A Powerful Reading of Kashmir Through Literature, Film, and Visual Culture

✒️:. Shahid Manzoor Bhat

Amrita Ghosh’s book Kashmir’s Necropolis: Literary, Cultural, and Visual Texts is a powerful and much-needed study of Kashmir, especially in the context of its long history of conflict. Dedicated “For the People of Kashmir,” the book stands as an important academic work that examines how literature, films, and visual art from the last twenty years challenge dominant and official narratives about the region.

Cover image of book

Ghosh’s main argument is striking: she describes Kashmir as a “necropolis,” a place where fear, violence, and a never-ending militarized atmosphere constantly threaten basic human life.
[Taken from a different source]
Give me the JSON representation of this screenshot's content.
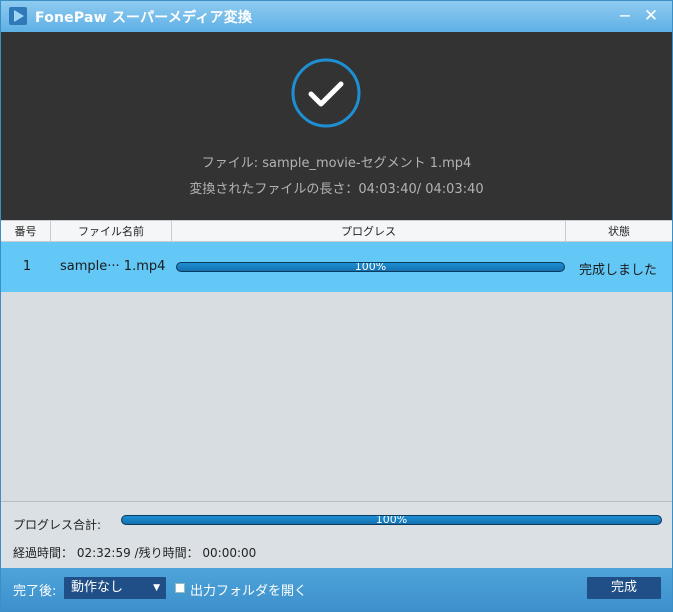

To explain Kashmir’s political position, she introduces the term “neocolony within a postcolony,” highlighting how the region experiences multiple forms of control—not only physical violence, but also symbolic and systemic oppression. Instead of limiting the discussion to biopolitics, she uses the ideas of necropolitics and necropower to show how people in Kashmir are forced into a space where they are continuously suspended between life and death.
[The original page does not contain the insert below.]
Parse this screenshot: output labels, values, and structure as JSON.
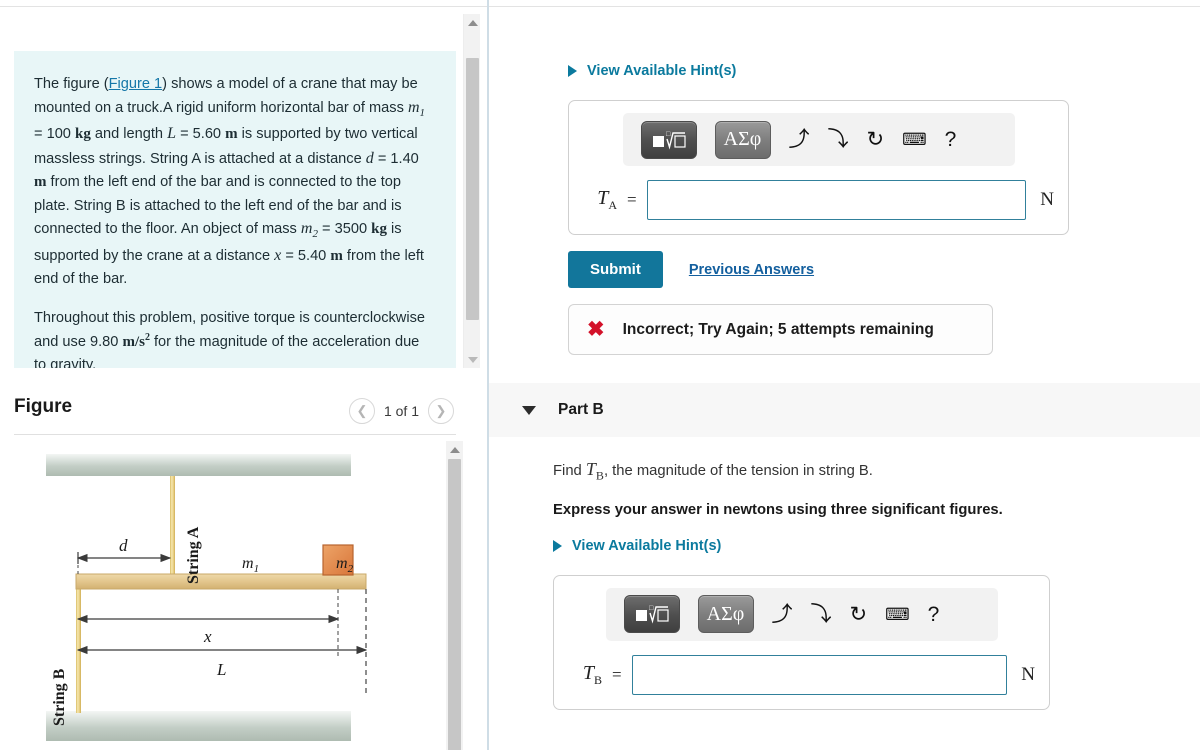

One of the strongest aspects of this book is the wide range of cultural material Ghosh studies, all with the intention of keeping the Kashmiri experience at the center. The chapters include rich readings of:

Literature: Mirza Waheed’s The Collaborator and Basharat Peer’s memoir Curfewed Night, which reveal how political systems create social and civic death for Kashmiris.

Film and Horror Writing: The film Haider is analysed as a rewriting of Shakespearean ghosts for a postcolonial setting. She also reads Feroz Rather’s The Night of Broken Glass through the idea of “horrorism.”

Multiple Perspectives: Ghosh includes voices from different backgrounds, including Sudha Koul’s memoir The Tiger Ladies, photography, and women’s political and artistic responses.

​Kashmir’s Necropolis is an important and deeply thought-provoking contribution to postcolonial scholarship and human rights discourse. The book not only traces how violence shapes everyday life in Kashmir, but also highlights the resilience, creativity, and survival of its people. It offers a new way of seeing Kashmir—one that is honest, critical, and urgently necessary.